Myth: Zero calorie artificial sweeteners are healthier than sugar

As you are no doubt already aware, high sugar consumption is associated with obesity, according to a review from Critical Reviews in Clinical Laboratory Sciences. But scientific research hasn't found artificial sweeteners to be a healthy alternative to sugar. A systematic review and meta-analysis from the Canadian Medical Association Journal that reviewed randomized controlled trials found artificial sweeteners did not have a significant effect on body mass index (BMI) as compared to sugar-sweetened beverages. The review also included longitudinal studies that followed participants for a longer period of time than the randomized controlled trials, and these studies actually showed a correlation (in an animal review) between artificial sweetener consumption and weight gain. So, artificial sweeteners may not be any healthier than sugar when it comes to preventing weight gain.
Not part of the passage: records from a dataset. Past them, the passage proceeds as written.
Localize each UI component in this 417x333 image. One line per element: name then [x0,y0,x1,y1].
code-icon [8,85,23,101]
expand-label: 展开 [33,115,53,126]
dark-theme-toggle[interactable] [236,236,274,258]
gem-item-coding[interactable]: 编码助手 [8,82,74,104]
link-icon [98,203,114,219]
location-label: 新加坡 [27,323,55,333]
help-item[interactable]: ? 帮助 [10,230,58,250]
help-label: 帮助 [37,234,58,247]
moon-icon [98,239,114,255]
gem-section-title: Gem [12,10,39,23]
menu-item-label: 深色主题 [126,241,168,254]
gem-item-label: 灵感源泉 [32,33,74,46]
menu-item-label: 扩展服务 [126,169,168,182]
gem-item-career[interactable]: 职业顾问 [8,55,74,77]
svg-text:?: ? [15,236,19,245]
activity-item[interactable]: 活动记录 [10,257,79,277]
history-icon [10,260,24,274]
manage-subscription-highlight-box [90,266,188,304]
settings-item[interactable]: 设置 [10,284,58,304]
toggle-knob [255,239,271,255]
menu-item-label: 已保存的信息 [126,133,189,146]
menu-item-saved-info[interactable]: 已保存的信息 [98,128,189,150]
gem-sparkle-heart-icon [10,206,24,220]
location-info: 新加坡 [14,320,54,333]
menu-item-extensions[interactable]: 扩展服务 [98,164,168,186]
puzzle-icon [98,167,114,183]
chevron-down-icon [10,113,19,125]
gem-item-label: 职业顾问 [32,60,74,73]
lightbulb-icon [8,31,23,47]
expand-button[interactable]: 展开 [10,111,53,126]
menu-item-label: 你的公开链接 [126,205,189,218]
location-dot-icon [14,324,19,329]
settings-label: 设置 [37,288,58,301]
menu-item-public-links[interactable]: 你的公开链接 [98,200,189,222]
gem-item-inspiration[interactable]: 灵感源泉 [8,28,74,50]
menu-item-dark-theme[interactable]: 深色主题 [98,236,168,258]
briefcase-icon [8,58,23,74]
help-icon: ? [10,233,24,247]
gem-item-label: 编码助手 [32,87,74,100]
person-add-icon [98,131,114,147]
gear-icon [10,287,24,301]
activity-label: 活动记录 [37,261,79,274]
What's more, the use of certain artificial sweeteners has been linked to other health problems. Though past research on the link between the artificial sweetener aspartame and cancer has been mixed, a 2021 rodent study from Environmental Health found aspartame to be carcinogenic in rodents. Artificial sweeteners may also trigger headaches in some people: A study from the journal Headache found aspartame could cause headaches, and another study also from the journal Headache found sucralose (also known as Splenda) could cause migraines in certain individuals.

Myth: You can save your calories for the weekend

Among those trying to lose weight, there is a myth that calories can be "saved" for the weekend, or holidays, or any other time a person wishes to overindulge. But dietitian and exercise physiologist Kim Gorman says in an interview with NBC News that many dieters who manage to be in a caloric deficit during the week often more than make up for it over the weekend, meaning they consume significantly more calories over the weekend than the number of calories they avoided during the week. She suggests some indulgence over the weekend is okay, as long as you make sure to exercise.

In fact, having a more flexible diet over the weekend may actually be healthier in the long run than trying to follow a strict diet every day of the week, according to a study from the Nutrition Journal. In this study, dieters who followed a less strict diet on the weekends were more likely not to regain the weight they lost than dieters who followed a stricter plan. The key difference here may be one of attitude: Choosing to be flexible has different effects than oscillating between extremes. While it isn't feasible to severely restrict calories throughout the week and then overindulge on the weekend, having an attitude of flexibility seems to be a more reliable predictor of success than trying to follow a very strict diet all the time.